Massage for Mid-substance Achilles Tendonitis

This cross-friction technique first suggested by Cyriax is great for pain located in the middle of the Achilles tendon. It is very simple and should offer some short-term pain relief.

Sit in a comfortable position where you can reach the back of your tendon. This may be on the floor, or in a chair with your leg pulled up in front of you.

Pinch either side of your Achilles tendon and move up and down until you come to the painful spot. Slowly rub your fingers over this spot, making sure you pinch across the tendon, not up and down the tendon.

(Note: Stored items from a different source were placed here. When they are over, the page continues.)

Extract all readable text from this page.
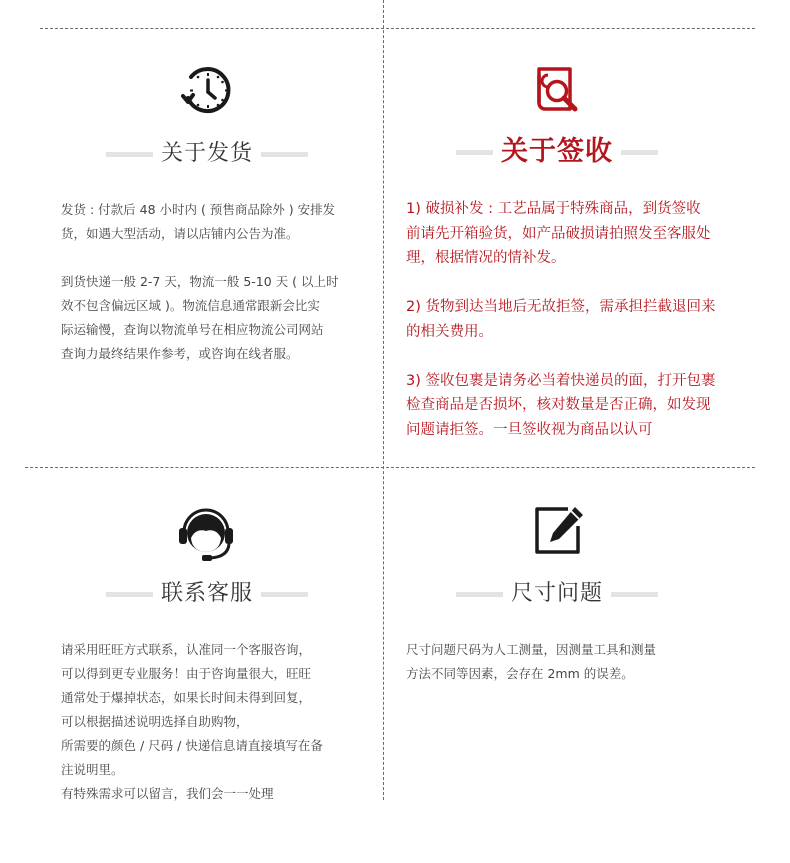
关于发货

发货 : 付款后 48 小时内 ( 预售商品除外 ) 安排发

货，如遇大型活动，请以店铺内公告为准。

到货快递一般 2-7 天，物流一般 5-10 天 ( 以上时

效不包含偏远区域 )。物流信息通常跟新会比实

际运输慢，查询以物流单号在相应物流公司网站

查询力最终结果作参考，或咨询在线者服。

关于签收

1) 破损补发 : 工艺品属于特殊商品，到货签收

前请先开箱验货，如产品破损请拍照发至客服处

理，根据情况的情补发。

2) 货物到达当地后无故拒签，需承担拦截退回来

的相关费用。

3) 签收包裹是请务必当着快递员的面，打开包裹

检查商品是否损坏，核对数量是否正确，如发现

问题请拒签。一旦签收视为商品以认可

联系客服

请采用旺旺方式联系，认准同一个客服咨询，

可以得到更专业服务！由于咨询量很大，旺旺

通常处于爆掉状态，如果长时间未得到回复，

可以根据描述说明选择自助购物，

所需要的颜色 / 尺码 / 快递信息请直接填写在备

注说明里。

有特殊需求可以留言，我们会一一处理

尺寸问题

尺寸问题尺码为人工测量，因测量工具和测量

方法不同等因素，会存在 2mm 的误差。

Start reasonably firm pressure, and after a minute or so, move to maximum pressure over the tendon. You should aim to keep this up for at least 4-5 minutes if possible.

Some simple principles to follow with this cross-friction technique are:

  • Make sure your fingers move the skin over the sore area of the tendon, instead of letting your fingers glide over the skin. This will help to prevent blisters.

  • The rubbing must be in the opposite direction of the tendon fibres. You need to rub across, rather than up and down the tendon.

  • Pressure needs to be as firm as you can handle.

  • If you have pain 2 hours after the massage, you need to be gentler next session.

You can do this every other day to give the Achilles tendon a break on the days between.


Massage for Achilles Tendonitis can be very effective for short term pain relief. For longer term relief it is essential that you include calf raises and other lower limb strengthening exercises. Most Achilles Tendonitis cases will respond effectively to conservative management.



Altinpulluk, Emrah, Smith, Gordon, Price, Jonathan and Liu, Liang Q. (2020) Does Transverse Friction Massage add benefit to loading exercises for achilles tendinopathy? A pilot and feasibility study. Physiotherapy UK, 13-14 Nov 2020, Virtual

Paula Chaves, Daniela Simões, Maria Paço, Francisco Pinho, José Alberto Duarte, Fernando Ribeiro. (2017)
Cyriax’s deep friction massage application parameters: Evidence from a cross-sectional study with physiotherapists,
Musculoskeletal Science and Practice, 32, PP 92-97,

Stefansson, S. H., Brandsson, S., Langberg, H., & Arnason, A. (2019). Using Pressure Massage for Achilles Tendinopathy: A Single-Blind, Randomized Controlled Trial Comparing a Novel Treatment Versus an Eccentric Exercise Protocol. Orthopaedic journal of sports medicine7(3), 2325967119834284.